Another Oregon touchdown made it 39-27, and the Spartans knew they needed points. With 11:03 left in the game, they went for it on fourth-and-two. The Big Ten team with a reputation for one of the most powerful rushing attacks in the country was stuffed by the UO tandem of Armstead and DeForest Buckner. And finally, Ifo Ekpre-Olomu came up with a spectacular interception of a tipped pass with 7:56 left, setting up Oregon’s game-clinching touchdown drive that took 6:31 off the clock.

The Oregon defense got itself off the field every time it mattered, and with plays worthy of the highlight reel.

“Part of that was, schematically (defensive coordinator Don Pellum) did a great job changing it up, and part of it was guys just doing their job,” UO coach Mark Helfrich said Sunday in a press conference with local media.

A turning point, he thought, came during Michigan State’s second possession after halftime. After the field goal that made it 27-18, the Ducks quickly punted. The third-and-15 conversion allowed MSU to sustain its next drive.

But rather than hang their heads, the Ducks rallied. Buckner and Rodney Hardrick stuffed a run for no gain. Armstead made a tackle for loss. And on third down, Oregon’s coverage forced Cook to hesitate, giving time for Coleman to flush him from the pocket and induce an off-target throw to a running back.

The UO defense had held, and suddenly had new life. “For a team to be coming out of halftime, to have that gut-punch (from the third-and-15 conversion) … to rebound from that, that’s a big deal,” Helfrich said. “That will pay off down the road.”

It already paid huge dividends, in the form of Saturday’s victory over the Spartans.

Oregon’s players of the week for the Michigan State game were Keanon Lowe and Hamani Stevens on offense, Joe Walker on defense and Charles Nelson on special teams.

Walker started at inside linebacker and tied for the team lead with nine tackles. “Joe’s been a bit of an overanalyzer, in a good way; I mean that as a compliment,” Helfrich said. “But he really limited his footwork and triggered on things in a good way.”

The Ducks’ scout-team players of the week were receiver B.J. Kelley, defensive end Jalen Jelks and, on special teams, Tony James. Kelley “has done a great job this fall,” Helfrich said. “He’s a guy who’s been battling for playing time and not having a bunch of run for the ones and twos, but a guy who has given a great look for our scout team.”

Those selections meant that quarterback Marcus Mariota was not honored by the staff, after throwing for 318 yards and three touchdowns in the game, and running for 46 yards in the second half. Helfrich indicated that the staff wanted to avoid repeat selections if possible, and Mariota was a player of the game against South Dakota.

His improvised shovel pass to Royce Freeman in the third quarter, converting a third-and-10 on Oregon’s drive to its first points after halftime, continued to receive rave reviews. “He probably could have run it, and had Royce become a lead blocker,” Helfrich said. “But he started to stumble I think, and got it out to him.
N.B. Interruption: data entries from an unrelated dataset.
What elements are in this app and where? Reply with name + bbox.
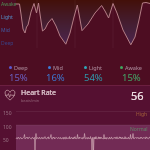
staticText: 150 bbox=[3, 110, 12, 117]
staticText: beats/min bbox=[21, 98, 40, 103]
staticText: Light bbox=[89, 64, 103, 71]
button[interactable]: Deep bbox=[0, 48, 37, 85]
staticText: 54% bbox=[84, 71, 103, 84]
staticText: 15% bbox=[9, 71, 28, 84]
staticText: 16% bbox=[46, 71, 65, 84]
staticText: 15% bbox=[122, 71, 141, 84]
staticText: High bbox=[136, 111, 148, 118]
staticText: Heart Rate bbox=[21, 88, 57, 98]
staticText: Awake bbox=[1, 1, 17, 8]
staticText: 100 bbox=[3, 124, 12, 131]
staticText: 50 bbox=[3, 137, 9, 144]
staticText: Mid bbox=[53, 64, 63, 71]
button[interactable]: Mid bbox=[37, 48, 74, 85]
button[interactable]: Awake bbox=[112, 48, 150, 85]
staticText: Mid bbox=[1, 27, 10, 34]
staticText: Deep bbox=[1, 40, 14, 47]
staticText: Deep bbox=[14, 64, 28, 71]
staticText: 56 bbox=[131, 88, 144, 103]
staticText: Normal bbox=[130, 126, 148, 133]
staticText: Awake bbox=[125, 64, 142, 71]
button[interactable]: Heart Rate bbox=[0, 86, 150, 104]
button[interactable]: Light bbox=[74, 48, 112, 85]
staticText: Light bbox=[1, 14, 13, 21]
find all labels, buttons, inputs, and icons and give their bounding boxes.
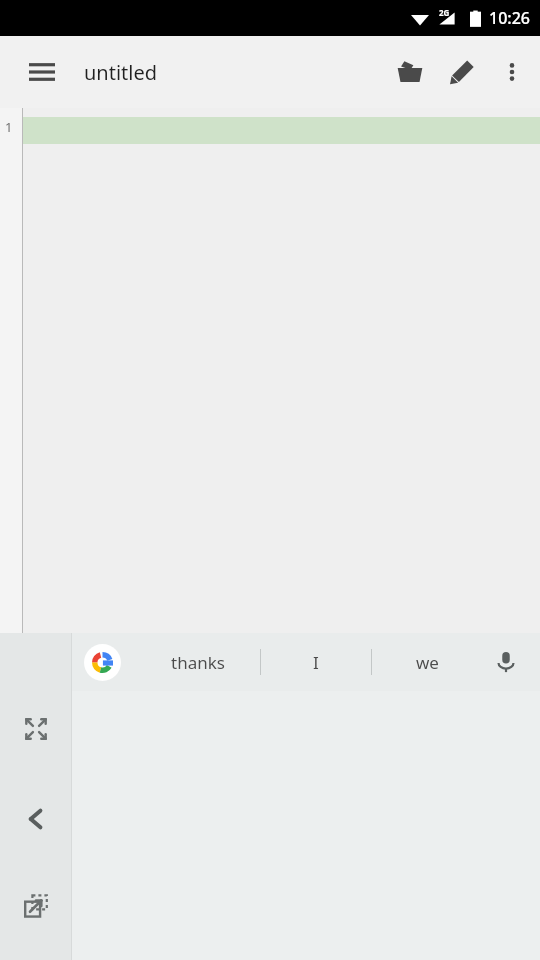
staticText: untitled <box>84 59 158 86</box>
staticText: thanks <box>171 651 225 674</box>
staticText: I <box>313 651 319 674</box>
button[interactable]: More options <box>488 48 536 96</box>
button[interactable]: Open folder <box>384 46 436 98</box>
button[interactable]: Back <box>0 791 72 847</box>
button[interactable]: Voice input <box>478 634 534 690</box>
button[interactable]: we <box>372 633 482 691</box>
button[interactable]: Edit <box>436 46 488 98</box>
staticText: we <box>416 651 439 674</box>
button[interactable]: Menu <box>14 44 70 100</box>
staticText: 10:26 <box>489 7 530 29</box>
button[interactable]: I <box>261 633 371 691</box>
button[interactable]: Resize keyboard <box>0 701 72 757</box>
staticText: 2G <box>439 7 450 18</box>
button[interactable]: Google search <box>80 640 124 684</box>
button[interactable]: thanks <box>136 633 260 691</box>
staticText: 1 <box>5 118 13 136</box>
button[interactable]: Float keyboard <box>0 878 72 934</box>
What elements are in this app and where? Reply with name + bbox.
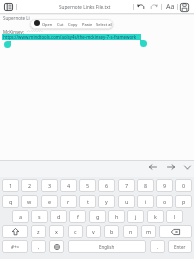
staticText: 1 <box>9 182 13 189</box>
staticText: z <box>37 228 40 235</box>
button[interactable]: #+= <box>2 240 28 253</box>
button[interactable]: v <box>86 225 101 238</box>
button[interactable]: h <box>108 210 125 223</box>
staticText: 6 <box>105 182 109 189</box>
staticText: 8 <box>144 182 148 189</box>
button[interactable]: Open <box>42 19 53 29</box>
button[interactable]: b <box>104 225 119 238</box>
staticText: u <box>125 198 129 205</box>
button[interactable]: Enter <box>168 240 192 253</box>
button[interactable]: g <box>89 210 106 223</box>
staticText: x <box>55 228 58 235</box>
staticText: d <box>57 213 61 220</box>
button[interactable] <box>167 164 175 170</box>
button[interactable]: 5 <box>79 179 96 192</box>
button[interactable]: 0 <box>175 179 192 192</box>
staticText: y <box>105 198 108 205</box>
button[interactable]: f <box>69 210 86 223</box>
staticText: h <box>115 213 119 220</box>
button[interactable] <box>150 3 158 10</box>
button[interactable]: x <box>49 225 64 238</box>
button[interactable]: c <box>68 225 83 238</box>
staticText: English <box>99 244 115 250</box>
button[interactable]: 4 <box>60 179 77 192</box>
button[interactable]: 2 <box>21 179 38 192</box>
button[interactable]: l <box>166 210 183 223</box>
button[interactable]: s <box>31 210 48 223</box>
staticText: Supernote Links File.txt <box>59 4 111 10</box>
staticText: 4 <box>67 182 71 189</box>
staticText: q <box>9 198 13 205</box>
staticText: Copy <box>68 22 78 27</box>
staticText: Select all <box>96 22 112 27</box>
button[interactable]: Aa <box>164 0 177 13</box>
button[interactable]: j <box>127 210 144 223</box>
button[interactable]: t <box>79 195 96 208</box>
button[interactable]: w <box>21 195 38 208</box>
staticText: r <box>67 198 70 205</box>
staticText: 2 <box>28 182 32 189</box>
staticText: -·-·-·-·-·-·- <box>27 28 43 33</box>
staticText: j <box>135 213 137 220</box>
button[interactable]: k <box>147 210 164 223</box>
button[interactable]: 8 <box>137 179 154 192</box>
staticText: o <box>163 198 167 205</box>
button[interactable]: 6 <box>98 179 115 192</box>
button[interactable]: Copy <box>68 19 79 29</box>
staticText: p <box>182 198 186 205</box>
button[interactable]: y <box>98 195 115 208</box>
button[interactable]: i <box>137 195 154 208</box>
button[interactable]: p <box>175 195 192 208</box>
staticText: s <box>38 213 41 220</box>
staticText: n <box>129 228 133 235</box>
button[interactable]: . <box>150 240 165 253</box>
staticText: #+= <box>11 244 20 250</box>
button[interactable]: u <box>118 195 135 208</box>
staticText: Paste <box>82 22 93 27</box>
button[interactable]: 7 <box>118 179 135 192</box>
button[interactable]: 9 <box>156 179 173 192</box>
button[interactable] <box>137 3 145 10</box>
staticText: a <box>19 213 23 220</box>
button[interactable]: Paste <box>82 19 93 29</box>
staticText: i <box>145 198 147 205</box>
staticText: Aa <box>166 2 175 12</box>
staticText: w <box>27 198 32 205</box>
button[interactable]: , <box>31 240 46 253</box>
staticText: c <box>74 228 77 235</box>
button[interactable]: Select all <box>96 19 112 29</box>
button[interactable]: n <box>123 225 138 238</box>
staticText: b <box>110 228 114 235</box>
staticText: 0 <box>182 182 186 189</box>
button[interactable]: o <box>156 195 173 208</box>
button[interactable]: z <box>31 225 46 238</box>
button[interactable]: English <box>68 240 146 253</box>
staticText: Cut <box>57 22 64 27</box>
button[interactable] <box>159 225 192 238</box>
staticText: , <box>38 243 40 250</box>
staticText: t <box>87 198 89 205</box>
staticText: k <box>154 213 157 220</box>
button[interactable] <box>4 3 13 11</box>
button[interactable] <box>2 225 28 238</box>
staticText: 3 <box>48 182 52 189</box>
button[interactable]: Cut <box>57 19 65 29</box>
button[interactable] <box>180 3 189 12</box>
staticText: . <box>157 243 159 250</box>
button[interactable]: q <box>2 195 19 208</box>
button[interactable] <box>184 165 191 170</box>
staticText: l <box>174 213 176 220</box>
staticText: Open <box>42 22 53 27</box>
button[interactable] <box>149 164 157 170</box>
button[interactable]: 1 <box>2 179 19 192</box>
button[interactable]: a <box>12 210 29 223</box>
staticText: m <box>146 228 152 235</box>
button[interactable]: m <box>141 225 156 238</box>
button[interactable]: d <box>50 210 67 223</box>
staticText: Supernote Li <box>3 15 30 21</box>
button[interactable]: 3 <box>41 179 58 192</box>
staticText: Enter <box>174 244 186 250</box>
button[interactable] <box>49 240 64 253</box>
button[interactable]: e <box>41 195 58 208</box>
button[interactable]: r <box>60 195 77 208</box>
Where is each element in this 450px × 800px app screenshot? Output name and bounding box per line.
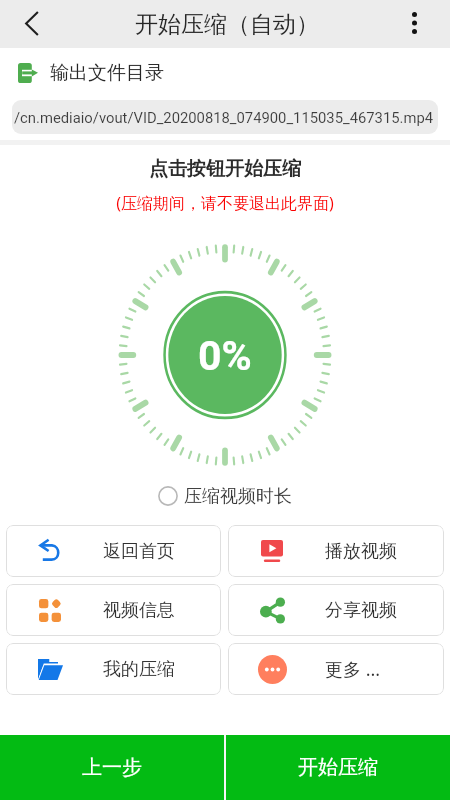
button[interactable]: 压缩视频时长 bbox=[0, 484, 450, 508]
staticText: 0% bbox=[198, 332, 252, 380]
staticText: 视频信息 bbox=[103, 599, 175, 622]
button[interactable]: 开始压缩 bbox=[226, 735, 450, 800]
staticText: 点击按钮开始压缩 bbox=[0, 157, 450, 181]
staticText: 开始压缩（自动） bbox=[135, 10, 319, 39]
staticText: 播放视频 bbox=[325, 540, 397, 563]
staticText: 分享视频 bbox=[325, 599, 397, 622]
button[interactable]: 分享视频 bbox=[228, 584, 444, 636]
staticText: 上一步 bbox=[82, 755, 142, 780]
button[interactable]: 视频信息 bbox=[6, 584, 221, 636]
staticText: (压缩期间，请不要退出此界面) bbox=[0, 192, 450, 214]
button[interactable]: Back bbox=[14, 5, 50, 41]
staticText: 我的压缩 bbox=[103, 658, 175, 681]
button[interactable]: Start compression bbox=[112, 242, 338, 468]
staticText: 输出文件目录 bbox=[50, 61, 164, 85]
button[interactable]: 返回首页 bbox=[6, 525, 221, 577]
button[interactable]: 上一步 bbox=[0, 735, 224, 800]
staticText: 压缩视频时长 bbox=[184, 485, 292, 508]
staticText: /cn.mediaio/vout/VID_20200818_074900_115… bbox=[14, 109, 434, 126]
staticText: 更多 ... bbox=[325, 657, 381, 682]
button[interactable]: 播放视频 bbox=[228, 525, 444, 577]
button[interactable]: More options bbox=[401, 10, 427, 36]
button[interactable]: 更多 ... bbox=[228, 643, 444, 695]
staticText: 返回首页 bbox=[103, 540, 175, 563]
staticText: 开始压缩 bbox=[298, 755, 378, 780]
button[interactable]: 我的压缩 bbox=[6, 643, 221, 695]
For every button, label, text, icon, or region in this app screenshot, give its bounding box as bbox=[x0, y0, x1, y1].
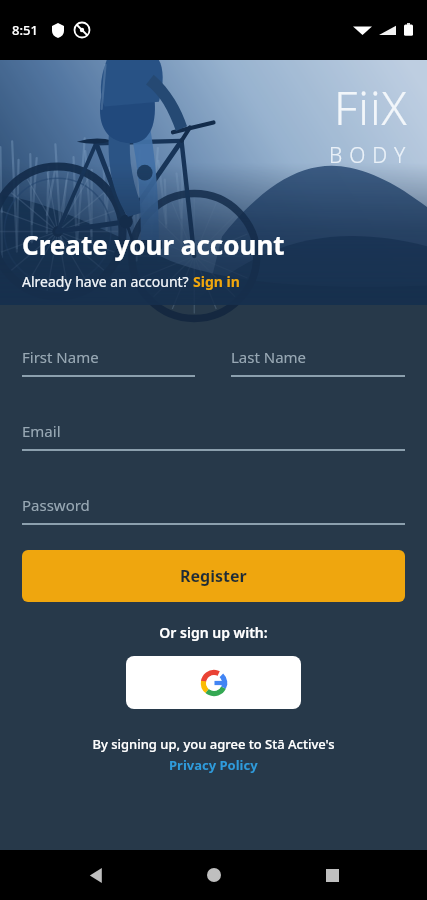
button[interactable]: Privacy Policy bbox=[169, 756, 258, 774]
staticText: Create your account bbox=[22, 227, 285, 262]
staticText: Email bbox=[22, 421, 61, 441]
staticText: BODY bbox=[329, 141, 413, 170]
staticText: Sign in bbox=[193, 272, 240, 291]
staticText: 8:51 bbox=[12, 21, 38, 39]
button[interactable]: Last Name bbox=[231, 347, 405, 377]
button[interactable]: Sign up with Google bbox=[126, 656, 301, 709]
staticText: Last Name bbox=[231, 347, 307, 367]
staticText: Password bbox=[22, 495, 90, 515]
staticText: By signing up, you agree to Stā Active's bbox=[22, 735, 405, 753]
button[interactable]: Password bbox=[22, 495, 405, 525]
staticText: Already have an account? bbox=[22, 272, 193, 291]
button[interactable]: Back bbox=[71, 851, 119, 899]
staticText: First Name bbox=[22, 347, 99, 367]
button[interactable]: Sign in bbox=[193, 272, 240, 291]
button[interactable]: Register bbox=[22, 550, 405, 602]
button[interactable]: Recent apps bbox=[308, 851, 356, 899]
button[interactable]: Email bbox=[22, 421, 405, 451]
button[interactable]: Home bbox=[190, 851, 238, 899]
button[interactable]: First Name bbox=[22, 347, 195, 377]
staticText: FiiX bbox=[334, 76, 408, 139]
staticText: Privacy Policy bbox=[169, 756, 258, 774]
staticText: Register bbox=[180, 565, 247, 587]
staticText: Or sign up with: bbox=[22, 623, 405, 642]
That was a huge conversion.”

Nelson stood out on special teams for his work covering kicks, finishing with two tackles for the second straight game. He drew a penalty in the fourth quarter that negated another potential tackle, when Nelson leveled a punt returner just after the ball arrived.

Nelson and Freeman are two of the nine true freshmen to have played in both games so far. “We thought we had a pretty mature group of young players,” Helfrich said when asked what he learned about his team Saturday. “I think that was very evident in the second half, and particularly at halftime, in terms of their approach. There was no panic. There was no element of fear. Nothing, other than, here’s what we need to improve upon.”

Helfrich noted that nearly 1,000 tickets remain available for Oregon’s next game, Saturday against Wyoming in Autzen Stadium (11 a.m. PT, Pac-12 Networks).

Against Michigan State, the crowd numbered 59,456, the 98th straight sellout at Autzen. “We need every single seat filled and everybody going crazy, whoever the opponent is,” Helfrich said. “We’d like to keep our sellout streak going.”